16.1.06

Je m'appelle Thierry

je crois aux signes, aux hasards un peu trop impromptus, à l'incohérence.
Humble devant ce que je ne peux pas comprendre.
Si la fin du monde est pour tout de suite, alors autant choisir un endroit confortable et apprécier pleinement le spectacle.
Je crois à l'insignifiance de nos existences.
J'ai appris à accepter à ployer devant des forces qui me dépassaient de tant que le sens même de ce mot n'en avait plus aucun sens.
Une résignation pragmatique devant l'étincelle surgie du ciel qui réchauffe la tribu dans les ténèbres.
Le sofuckinwhat du monolithe transformant l'os en outil.
Le regard navré du leader devant le rachat hostile de la société, en trois heures montre en main.
On finit par voir des schémas partout, du sens jusque dans le moindre verre d'eau.
Un mysticisme moderne, empreint de cohabitation fataliste avec nos nouvelles divinités modernes.

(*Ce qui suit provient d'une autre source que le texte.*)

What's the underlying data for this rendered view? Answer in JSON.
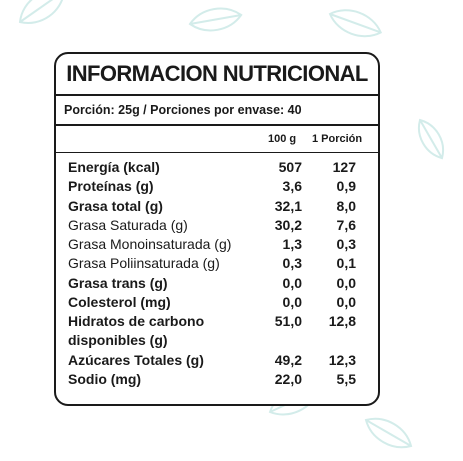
{
  "title": "INFORMACION NUTRICIONAL",
  "portion": "Porción: 25g / Porciones por envase: 40",
  "columns": {
    "per100": "100 g",
    "perPortion": "1 Porción"
  },
  "rows": [
    {
      "name": "Energía (kcal)",
      "per100": "507",
      "perPortion": "127",
      "bold": true
    },
    {
      "name": "Proteínas (g)",
      "per100": "3,6",
      "perPortion": "0,9",
      "bold": true
    },
    {
      "name": "Grasa total (g)",
      "per100": "32,1",
      "perPortion": "8,0",
      "bold": true
    },
    {
      "name": "Grasa Saturada (g)",
      "per100": "30,2",
      "perPortion": "7,6",
      "bold": false
    },
    {
      "name": "Grasa Monoinsaturada (g)",
      "per100": "1,3",
      "perPortion": "0,3",
      "bold": false
    },
    {
      "name": "Grasa Poliinsaturada (g)",
      "per100": "0,3",
      "perPortion": "0,1",
      "bold": false
    },
    {
      "name": "Grasa trans (g)",
      "per100": "0,0",
      "perPortion": "0,0",
      "bold": true
    },
    {
      "name": "Colesterol (mg)",
      "per100": "0,0",
      "perPortion": "0,0",
      "bold": true
    },
    {
      "name": "Hidratos de carbono disponibles (g)",
      "per100": "51,0",
      "perPortion": "12,8",
      "bold": true,
      "tall": true
    },
    {
      "name": "Azúcares Totales (g)",
      "per100": "49,2",
      "perPortion": "12,3",
      "bold": true
    },
    {
      "name": "Sodio (mg)",
      "per100": "22,0",
      "perPortion": "5,5",
      "bold": true
    }
  ],
  "colors": {
    "leaf": "#d3ecea",
    "ink": "#1a1a1a",
    "cursor": "#2a6ad8"
  },
  "icons": [
    "leaf-icon",
    "text-cursor-icon"
  ]
}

Je crois que j'ai même fini par accepter sans tiquer l'idée que l'une des dernières chances qui me tirera de ma modeste condition sera de décrocher la cagnotte au loto.
Il y a même parfois des moments où j'en suis totalement convaincu.
Nous sommes tous tellement si spéciaux, il suffit juste de découvrir sa petite lumière interne.
Ouvrir ses chakras.
Enfin, ce genre de conneries, quoi.
Sa petite graine à faire pousser, le talent caché, le quelque chose de si spécial qui ne demande qu'à être découvert et tout le merdier.
Viens donc me pousser la petite graine.

Pour ma part, les gens que je rencontre pour la première fois ont souvent l'impression de m'avoir déjà rencontré auparavant.
Je luis d'une sympathique aura de déjà vu.
L'avantage du single white male passe partout.
Du métrosexuel moyen forgé dans les canons lambas.
Mon talent spécial, c'est d'avoir une bonne gueule de con avec qui on aurait pu faire son service militaire.

J'ai arrêté de lutter contre celà et je l'accepte avec résignation.
Je me prête de bonne grâce à l'énumération pénible d'éventuelles connaissances communes, de potentielles rencontres précédentes.
Je ne bronche plus quand on m'appelle Thierry ou Schlomo.
J'opine spontanément en souriant.
Un oui est tellement plus simple et rapide qu'un non.
J'écoute patiemment leurs litanies, accepte leurs accolades.
Je détaille des endroits où je ne suis jamais allé.
Je complète des anecdotes rocambolesques qui me sont étrangères.
L'important est de créer de l'affect, des coups de coude complices.
De remplir un coin de la photo.
Après tout, ce que l'on recherche tous c'est un peu d'attention, quelqu'un pour qui celà importe.
Pouvoir s'appeller par des diminutifs intimes.
Après tout, on est tous le Thierry d'un instant.

Accepter d'endosser des vêtements d'emprunts, le temps de fouiller dans les tiroirs.
Respecter la mise en scène pendant qu'on extirpe de la terre meuble les cadavres fumants.
Se glisser entre les meubles à grands coups de soupirs sonores et gratter le vernis à s'en faire saigner les doigts.

Après tout, ce que l'on recherche tous, c'est exister.
Comme on peut.

Ce midi, alors que je tentais de me rendre autant que possible hors d'atteinte de l'alienation libérale organisée, j'ai croisé un cochon.
Un gros cochon noir, joufflu et couinant, qui se promenait sur le trottoir.
Une tache rose sale dans le gris mobilier urbain.
Quelques gouttes d'absurde au creux de la nuque de la réalité.
Lorsqu'il m'a aperçu, il s'est approché de moi et, tout en se frottant le long de ma jambe, a posé sa truffe poilue contre ma main, en redoublant de grognements.
Il venait de trouver son Thierry.

Celà fait bien longtemps que j'ai arrêté de me poser des questions.
Après tout, ce qui compte ce n'est pas forcément de vouloir trouver du sens à tout.
Se convaincre que nous sommes tous des Thierry si uniques.